The Timewise flexible jobs index, which analysed 3.5 million UK-based job vacancies, found that 6% of roles in the £20,000-£29,999 wage bracket embrace flexible working.
The study also found:
- In the £40,000-£49,999 wage bracket, just 3% of roles offer flexible working. This goes down to 2% for jobs with annual pay of £100,000-£199,999.
- 14.1 million British employees want to work flexibly. This is the equivalent of just under half (46%) of people in employment.
- Those working in the health and education sectors have the greatest chance of jobs being advertised with flexible working options (20%).
- Roles in engineering and manufacturing industries ranked the lowest (2%).
Flexible working was extended to all employees in June 2014. Any employee who has worked with their current employer for at least 26 weeks can make one ‘flexibility request’ to change their working patterns a year, which their employer has a legal duty to consider.
The law previously stated that only parents of children under 16 or those registered as carers were allowed to request flexible working.

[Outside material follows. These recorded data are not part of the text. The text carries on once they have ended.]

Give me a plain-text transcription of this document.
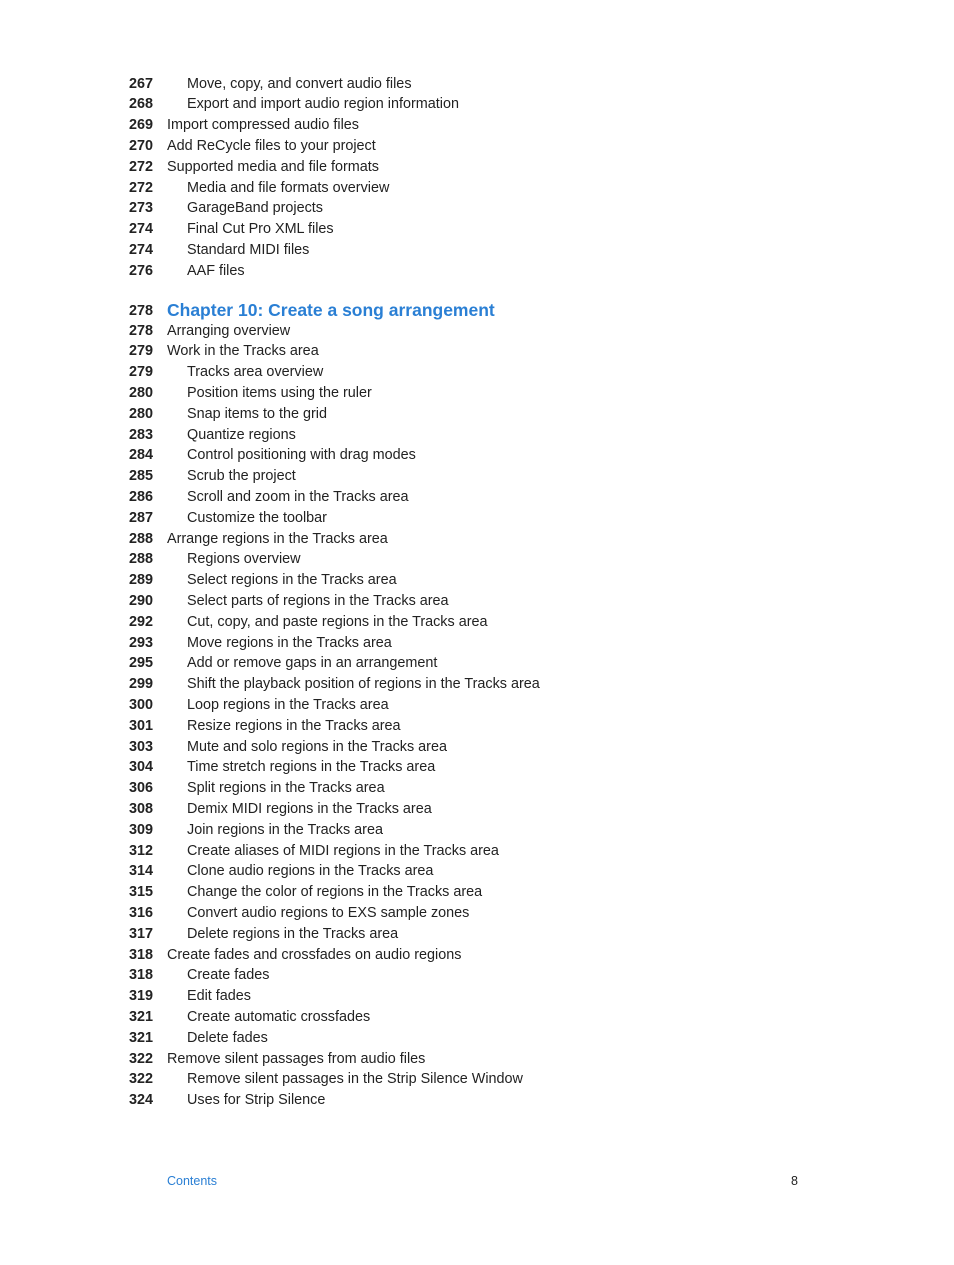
267	Move, copy, and convert audio files
268	Export and import audio region information
269 Import compressed audio files
270 Add ReCycle files to your project
272 Supported media and file formats
272	Media and file formats overview
273	GarageBand projects
274	Final Cut Pro XML files
274	Standard MIDI files
276	AAF files
278 Chapter 10: Create a song arrangement
278 Arranging overview
279 Work in the Tracks area
279	Tracks area overview
280	Position items using the ruler
280	Snap items to the grid
283	Quantize regions
284	Control positioning with drag modes
285	Scrub the project
286	Scroll and zoom in the Tracks area
287	Customize the toolbar
288 Arrange regions in the Tracks area
288	Regions overview
289	Select regions in the Tracks area
290	Select parts of regions in the Tracks area
292	Cut, copy, and paste regions in the Tracks area
293	Move regions in the Tracks area
295	Add or remove gaps in an arrangement
299	Shift the playback position of regions in the Tracks area
300	Loop regions in the Tracks area
301	Resize regions in the Tracks area
303	Mute and solo regions in the Tracks area
304	Time stretch regions in the Tracks area
306	Split regions in the Tracks area
308	Demix MIDI regions in the Tracks area
309	Join regions in the Tracks area
312	Create aliases of MIDI regions in the Tracks area
314	Clone audio regions in the Tracks area
315	Change the color of regions in the Tracks area
316	Convert audio regions to EXS sample zones
317	Delete regions in the Tracks area
318 Create fades and crossfades on audio regions
318	Create fades
319	Edit fades
321	Create automatic crossfades
321	Delete fades
322 Remove silent passages from audio files
322	Remove silent passages in the Strip Silence Window
324	Uses for Strip Silence
Contents	8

Karen Mattison, co-founder of Timewise, said: “The world of work has experienced a revolution. Technology advances and recent legislations have facilitated a huge growth in flexible working, yet this has not been reflected in hiring practices.
“Businesses are missing out, as they consistently fail to realise just how important flexibility is.”
“The study shows that while organisations have embraced flexible working for existing employees, their approach does not extend to making new hires. This seems inconsistent,” said Helena Morrissey, chief executive officer of Newton Investment Management and founder of the 30% Club, which aims to increase female representation on FTSE-100 boards to 30% by the end of 2015.
“If businesses could offer flexibility for new hires too, we might just see a much wider pool of female talent open up, benefiting businesses by alleviating the stubborn problem of too few women in the talent pipeline,” added Morrissey.